My parents, though, have not changed hardly at all in all the time I’ve known them. Well, not in a positive way, anyway. If anything, they are more conservative now than ever, and they are acting as if they were in the 1970s. It does not surprise me, but it makes me cringe. Fortunately, I do not have to be around them in public because I would just not deal with it well.


I mentioned that I had to basiaclly think of them as not my parents in order to feel compassion for them. If I think of them as my parents, then I have to grapple with the dysfunction in the family. I don’t want to do that. I’m tired. Frankly, at this point, I just want to survive my relationship with them. Every time I talk to them, there is a tightening in my chest and my depression hits me. I numb out and  Ibrace myself before picking up the phone. I say the minimum I can to move the converastion along, and I don’t say anything of importance.

When I’m speaking to my mother, I feel as if we are having two parallel monologues. Or rather, my mother dumping her emotions on me and me just…taking it. That’s how it’s been since I was eleven. My mother has decided that I was her therapist and just dumps all her shit on me. Now, she apologizes for it and says she shouldn’t do it, but then continues to do it. In fact, the last time she was here, she said that almost every day for a week. I finally snapped and said, “You’re going to keep doing it. Stop saying you shouldn’t!” It actually irritated me more when she apologized because she acted as if apologizing was good enough in and of itself.

It’s not. Part of apologizing is making the resolution to do better. Otherwise, it’s just empty words that don’t need to be said.
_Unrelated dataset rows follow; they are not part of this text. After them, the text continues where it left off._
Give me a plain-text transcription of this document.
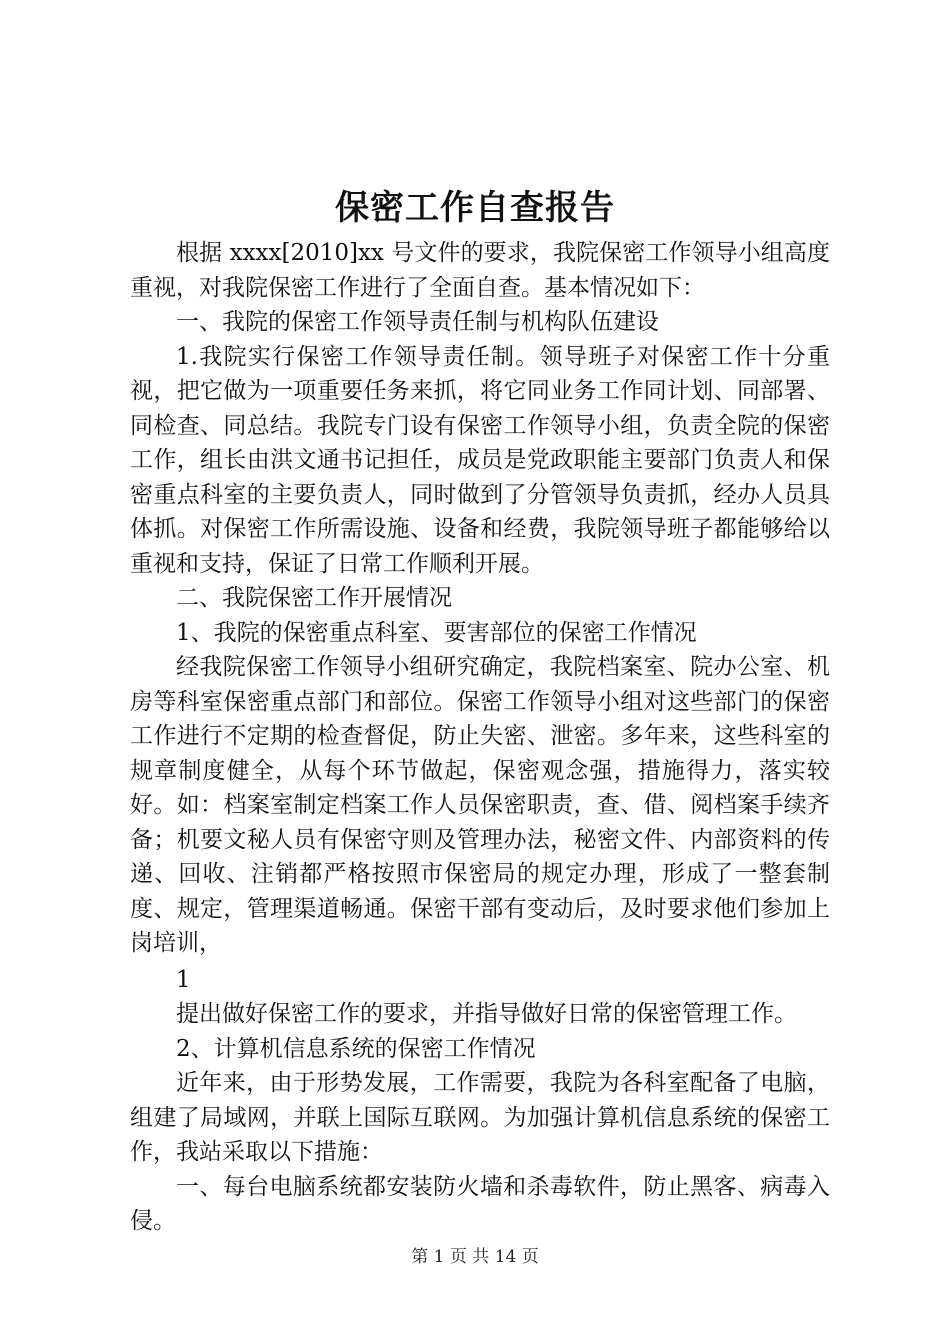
保密工作自查报告

根据 xxxx[2010]xx 号文件的要求，我院保密工作领导小组高度重视，对我院保密工作进行了全面自查。基本情况如下：

一、我院的保密工作领导责任制与机构队伍建设

1.我院实行保密工作领导责任制。领导班子对保密工作十分重视，把它做为一项重要任务来抓，将它同业务工作同计划、同部署、同检查、同总结。我院专门设有保密工作领导小组，负责全院的保密工作，组长由洪文通书记担任，成员是党政职能主要部门负责人和保密重点科室的主要负责人，同时做到了分管领导负责抓，经办人员具体抓。对保密工作所需设施、设备和经费，我院领导班子都能够给以重视和支持，保证了日常工作顺利开展。

二、我院保密工作开展情况

1、我院的保密重点科室、要害部位的保密工作情况

经我院保密工作领导小组研究确定，我院档案室、院办公室、机房等科室保密重点部门和部位。保密工作领导小组对这些部门的保密工作进行不定期的检查督促，防止失密、泄密。多年来，这些科室的规章制度健全，从每个环节做起，保密观念强，措施得力，落实较好。如：档案室制定档案工作人员保密职责，查、借、阅档案手续齐备；机要文秘人员有保密守则及管理办法，秘密文件、内部资料的传递、回收、注销都严格按照市保密局的规定办理，形成了一整套制度、规定，管理渠道畅通。保密干部有变动后，及时要求他们参加上岗培训，

1

提出做好保密工作的要求，并指导做好日常的保密管理工作。

2、计算机信息系统的保密工作情况

近年来，由于形势发展，工作需要，我院为各科室配备了电脑，组建了局域网，并联上国际互联网。为加强计算机信息系统的保密工作，我站采取以下措施：

一、每台电脑系统都安装防火墙和杀毒软件，防止黑客、病毒入侵。

第 1 页 共 14 页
In addition, merely apologizing is more for the apologizer than the apologizee. It’s a soothing balm to her conscience, and it’s very on-brand for some Christians. “I apologized, so you gotta forgive me and not mention it again.”

Nope. Even in Christianity, tthat’s not the end of the interaction. After apologizing, there has to be true repentance. That’s what’s missing, and I know my mother will never ever stop using me as her emotional support person. She has said more than once that I am all she has, and she has shot down every other suggestion.

I know that she’s making it so I am the only one. “I can’t tell my friends because that would make Dad lose face.” “I can’t find a therapist because I know everyone professionally in Taiwan, and the time differenc with America makes it too hard to find someone there.” When I suggsted online therapy, she dismissed that out of hand because she does not like doing things online. At all. Her family members are too busy or aren’t talking to her for whatever reason. Yes, each is probably a valid reason in and of itself, but she doesn’t go beyond that. She doesn’t even try to think of a way to get around that.

This is the most frustrating thing. She uses all those reasons as excuses just to dump on me. I know that one of the reasons she wanted a daughter was so that she could have an emotional support person (not her term, but mine). I know she’s not going to change. She’s 82 years old and extremely set in her dysfuncitonal ways. She has so many reasons for why she is the way she is–and she acts as if it’s inevitable. Like, she can’t see how she might actually be able to make different choices. That’s the hardest part for me because I will periodically suggest solutions to her, and she will immediately shoot me down.

It’s the way of life. I should know better by now. I really should.